The Effect of Similarity Measures on Accurate Stability Estimates for Local Surrogate Models in Text-based Explainable AI

Recent work has investigated the vulnerability of local surrogate methods to adversarial perturbations on a machine learning (ML) model's inputs, where the explanation is manipulated while the meaning and structure of the original input remains similar under the complex model. While weaknesses across many methods have been shown to exist, the reasons behind why still remain little explored. Central to the concept of adversarial attacks on explainable AI (XAI) is the similarity measure used to calculate how one explanation differs from another A poor choice of similarity measure can result in erroneous conclusions on the efficacy of an XAI method. Too sensitive a measure results in exaggerated vulnerability, while too coarse understates its weakness. We investigate a variety of similarity measures designed for text-based ranked lists including Kendall's Tau, Spearman's Footrule and Rank-biased Overlap to determine how substantial changes in the type of measure or threshold of success affect the conclusions generated from common adversarial attack processes. Certain measures are found to be overly sensitive, resulting in erroneous estimates of stability.

Privacy Threats in Stable Diffusion Models

This paper introduces a novel approach to membership inference attacks (MIA) targeting stable diffusion computer vision models, specifically focusing on the highly sophisticated Stable Diffusion V2 by StabilityAI. MIAs aim to extract sensitive information about a model's training data, posing significant privacy concerns. Despite its advancements in image synthesis, our research reveals privacy vulnerabilities in the stable diffusion models' outputs. Exploiting this information, we devise a black-box MIA that only needs to query the victim model repeatedly. Our methodology involves observing the output of a stable diffusion model at different generative epochs and training a classification model to distinguish when a series of intermediates originated from a training sample or not. We propose numerous ways to measure the membership features and discuss what works best. The attack's efficacy is assessed using the ROC AUC method, demonstrating a 60\% success rate in inferring membership information. This paper contributes to the growing body of research on privacy and security in machine learning, highlighting the need for robust defenses against MIAs. Our findings prompt a reevaluation of the privacy implications of stable diffusion models, urging practitioners and developers to implement enhanced security measures to safeguard against such attacks.

Focused Adversarial Attacks

Recent advances in machine learning show that neural models are vulnerable to minimally perturbed inputs, or adversarial examples. Adversarial algorithms are optimization problems that minimize the accuracy of ML models by perturbing inputs, often using a model's loss function to craft such perturbations. State-of-the-art object detection models are characterized by very large output manifolds due to the number of possible locations and sizes of objects in an image. This leads to their outputs being sparse and optimization problems that use them incur a lot of unnecessary computation. We propose to use a very limited subset of a model's learned manifold to compute adversarial examples. Our \textit{Focused Adversarial Attacks} (FA) algorithm identifies a small subset of sensitive regions to perform gradient-based adversarial attacks. FA is significantly faster than other gradient-based attacks when a model's manifold is sparsely activated. Also, its perturbations are more efficient than other methods under the same perturbation constraints. We evaluate FA on the COCO 2017 and Pascal VOC 2007 detection datasets.

Preventing Personal Data Theft in Images with Adversarial ML

Facial recognition tools are becoming exceptionally accurate in identifying people from images. However, this comes at the cost of privacy for users of online services with photo management (e.g. social media platforms).
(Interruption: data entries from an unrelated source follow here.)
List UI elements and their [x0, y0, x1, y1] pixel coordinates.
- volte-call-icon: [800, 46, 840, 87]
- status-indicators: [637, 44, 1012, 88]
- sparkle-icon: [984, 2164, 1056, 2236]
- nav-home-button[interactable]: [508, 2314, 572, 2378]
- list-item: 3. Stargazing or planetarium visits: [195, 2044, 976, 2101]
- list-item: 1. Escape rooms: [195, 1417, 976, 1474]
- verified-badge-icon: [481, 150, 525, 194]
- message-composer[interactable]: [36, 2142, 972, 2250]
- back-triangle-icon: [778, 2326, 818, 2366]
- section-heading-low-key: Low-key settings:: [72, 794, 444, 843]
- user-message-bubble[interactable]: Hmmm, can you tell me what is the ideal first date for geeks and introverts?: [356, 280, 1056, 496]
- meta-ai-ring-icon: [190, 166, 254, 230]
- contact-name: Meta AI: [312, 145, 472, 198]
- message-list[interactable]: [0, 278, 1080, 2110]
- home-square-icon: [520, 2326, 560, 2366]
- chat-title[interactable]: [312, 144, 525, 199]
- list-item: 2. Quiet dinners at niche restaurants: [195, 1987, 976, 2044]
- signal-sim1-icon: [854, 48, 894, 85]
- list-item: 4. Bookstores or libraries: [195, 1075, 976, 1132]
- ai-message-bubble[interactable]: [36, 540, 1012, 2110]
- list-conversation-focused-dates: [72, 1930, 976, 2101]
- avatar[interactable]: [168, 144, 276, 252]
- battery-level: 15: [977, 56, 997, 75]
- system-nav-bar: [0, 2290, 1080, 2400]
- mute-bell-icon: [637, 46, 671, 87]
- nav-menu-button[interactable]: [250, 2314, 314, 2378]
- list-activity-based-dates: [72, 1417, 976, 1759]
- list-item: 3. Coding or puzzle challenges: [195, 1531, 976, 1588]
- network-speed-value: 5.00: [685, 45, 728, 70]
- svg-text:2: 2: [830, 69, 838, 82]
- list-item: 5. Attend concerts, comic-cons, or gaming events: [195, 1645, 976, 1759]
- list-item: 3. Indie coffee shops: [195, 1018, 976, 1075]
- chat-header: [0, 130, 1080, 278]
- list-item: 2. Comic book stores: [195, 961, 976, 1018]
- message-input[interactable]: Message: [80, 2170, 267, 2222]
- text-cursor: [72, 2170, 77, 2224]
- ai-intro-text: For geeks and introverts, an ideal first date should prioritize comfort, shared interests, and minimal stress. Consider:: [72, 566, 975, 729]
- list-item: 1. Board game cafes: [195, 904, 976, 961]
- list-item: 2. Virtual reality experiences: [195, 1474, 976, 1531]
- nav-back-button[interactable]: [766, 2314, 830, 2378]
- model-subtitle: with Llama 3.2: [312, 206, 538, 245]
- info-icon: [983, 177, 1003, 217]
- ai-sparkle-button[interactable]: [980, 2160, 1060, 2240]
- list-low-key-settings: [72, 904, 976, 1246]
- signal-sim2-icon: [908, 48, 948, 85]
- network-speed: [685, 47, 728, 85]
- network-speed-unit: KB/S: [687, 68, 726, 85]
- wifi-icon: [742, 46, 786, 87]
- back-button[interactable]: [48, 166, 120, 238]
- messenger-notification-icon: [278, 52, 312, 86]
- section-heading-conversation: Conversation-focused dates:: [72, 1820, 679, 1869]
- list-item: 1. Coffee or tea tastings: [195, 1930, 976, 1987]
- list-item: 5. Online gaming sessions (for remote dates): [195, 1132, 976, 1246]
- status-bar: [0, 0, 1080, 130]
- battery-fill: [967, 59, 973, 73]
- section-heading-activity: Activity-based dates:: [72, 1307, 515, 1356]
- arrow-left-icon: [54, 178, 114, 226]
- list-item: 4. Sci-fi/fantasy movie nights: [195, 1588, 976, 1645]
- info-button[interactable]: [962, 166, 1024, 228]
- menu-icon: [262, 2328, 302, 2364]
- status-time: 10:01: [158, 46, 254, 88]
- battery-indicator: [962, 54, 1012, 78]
Particularly troubling is the ability to leverage unsupervised learning to recognize faces even when the user has not labeled their images. This is made simpler by modern facial recognition tools, such as FaceNet, that use encoders to generate low dimensional embeddings that can be clustered to learn previously unknown faces. In this paper, we propose a strategy to generate non-invasive noise masks to apply to facial images for a newly introduced user, yielding adversarial examples and preventing the formation of identifiable clusters in the embedding space. We demonstrate the effectiveness of our method by showing that various classification and clustering methods cannot reliably cluster the adversarial examples we generate.